This article was written by Christina Kahrl
This article was published in Spring 2015 Baseball Research Journal
Among the many avenues of curiosity for a baseball historian, perhaps none is more reliably arcane—even for SABR members—than the nineteenth century and the lessons it provides about the development of the game into a popular national pastime and a money-making enterprise. But among those happy few who have sought to dispel ignorance of the period and its importance, few rank as high or have earned as much recognition as SABR member DAVID NEMEC has.
A college ballplayer at Ohio State before he settled in California’s Bay Area in 1983, Nemec got started writing baseball trivia books in the 1970s. He moved on to writing a history of the game’s rules before starting to deliver his signature contributions in the ’90s: The Beer and Whisky League (about the major league American Association, 1882–91; 1994) and The Great Encyclopedia of Nineteenth Century Major League Baseball (1997), still cited as the definitive treatment of the subject even before it was expanded and republished in 2006.
In a sense, Nemec’s career as a historian was made possible not simply by a love for the game’s history, but the realization of how much had been left unwritten. Thinking back on the reference books available before the first Macmillan Baseball Encyclopedia was published in 1969, Nemec was inspired to fill in the blanks.
“I was caught irrevocably by the nineteenth century almost from the first moment I opened my copy of the original edition of Turkin and Thompson,” Nemec reflected. “Since no team rosters were provided, I soon began compiling my own of every team from 1871 to what was then 1951, I believe. Long before I finished I realized that I would be left with many gaps, particularly with the National Association clubs—positions unfilled, a shortage at certain positions with regard to the number of games played, etc. It became an ambition even then to fill those gaps, find first names for the many players listed only as a last name, uncover birth and death dates, etc. From that grew a larger ambition to one day write about my discoveries. What form that would take I still had no notion, nor did I until the early 2000s, when I acquired box scores for almost every 19c major league game. But as I went through them, things gradually began clicking into place.”
The culmination of his tireless pursuit and publication of information about the nineteenth century was his recent trilogy of books comprising biographies of every major league player, manager, principal owner, regular umpire, and league president prior to 1901. (The first two volumes, mostly on players, were published by Bison in 2011; the third, which added more umps and execs to the rolls, was a McFarland title in 2012.)

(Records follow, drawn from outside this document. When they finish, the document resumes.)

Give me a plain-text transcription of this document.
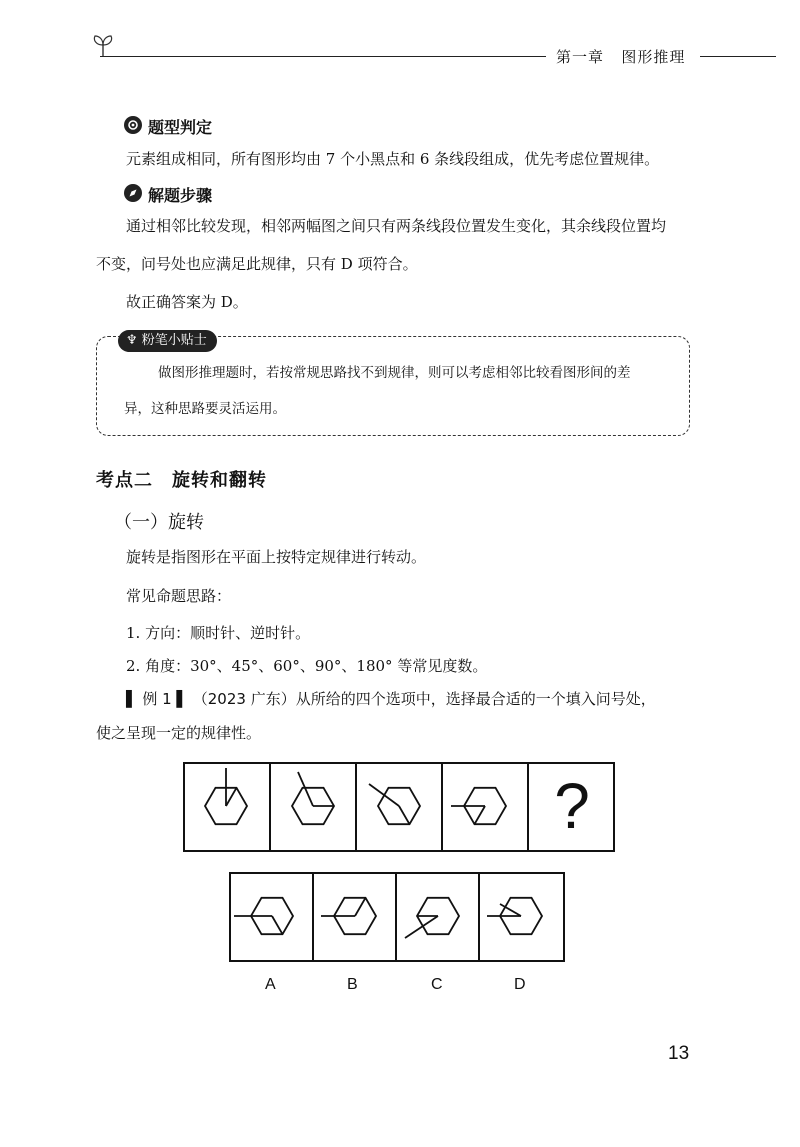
第一章 图形推理
题型判定
元素组成相同，所有图形均由 7 个小黑点和 6 条线段组成，优先考虑位置规律。
解题步骤
通过相邻比较发现，相邻两幅图之间只有两条线段位置发生变化，其余线段位置均
不变，问号处也应满足此规律，只有 D 项符合。
故正确答案为 D。
♆ 粉笔小贴士
做图形推理题时，若按常规思路找不到规律，则可以考虑相邻比较看图形间的差
异，这种思路要灵活运用。
考点二　旋转和翻转
（一）旋转
旋转是指图形在平面上按特定规律进行转动。
常见命题思路：
1. 方向：顺时针、逆时针。
2. 角度：30°、45°、60°、90°、180° 等常见度数。
▌ 例 1 ▌ （2023 广东）从所给的四个选项中，选择最合适的一个填入问号处，
使之呈现一定的规律性。
?
A	B	C	D
13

“The trilogy brought dimension to hundreds of figures that heretofore had only been ghostly wisps, some much fuller than others depending of what my research yielded,” Nemec said. “I regard all these bios as works in progress; there is still much to be learned of interest and significance about each of these ghosts. Since these books were published I have continued to expand my bios as new research emerges, and some of the results now appear on the SABR BioProject site.”
Nemec is quick to observe that SABR also played a significant, albeit brief, part in his original research: “My biggest break was SABR’s acquiring the usage of ProQuest material for one full year — before ProQuest pulled the rug upon discovering how many hits the site was getting each and every day from SABR members.”
Nemec’s contributions to baseball research far transcend any single category, more regularly aiming at entertaining baseball fans of any era. His interests have also ranged far beyond baseball, as he’s a playwright who also has eight novels and true crime nonfiction titles to his credit. But that creative breadth allowed Nemec the opportunity to create singular works like his nineteenth century baseball novel, Early Dreams (2004).
“Early Dreams paints a portrait not only of what it was like to be a struggling rookie player in the tumultuous 1884 season—the most interesting one in all of baseball history in my opinion—but also to serve as a prism through which life in 1880s America could be viewed,” Nemec said. “Indeed, baseball has always been an excellent prism in that respect. It was a treat to find a vehicle in which I could combine the two. … I started as a fiction writer and will probably end as one.”
Reflecting on his Chadwick-worthy career, Nemec observed, “I take great pleasure in breathing new life into nineteenth century research and resurrecting the many individuals who played key roles in the game’s early development, both on the field and off, but have never been given their due. …I’ll always be more drawn to the Sammy Vicks than to the Babe Ruths, and not only in baseball.”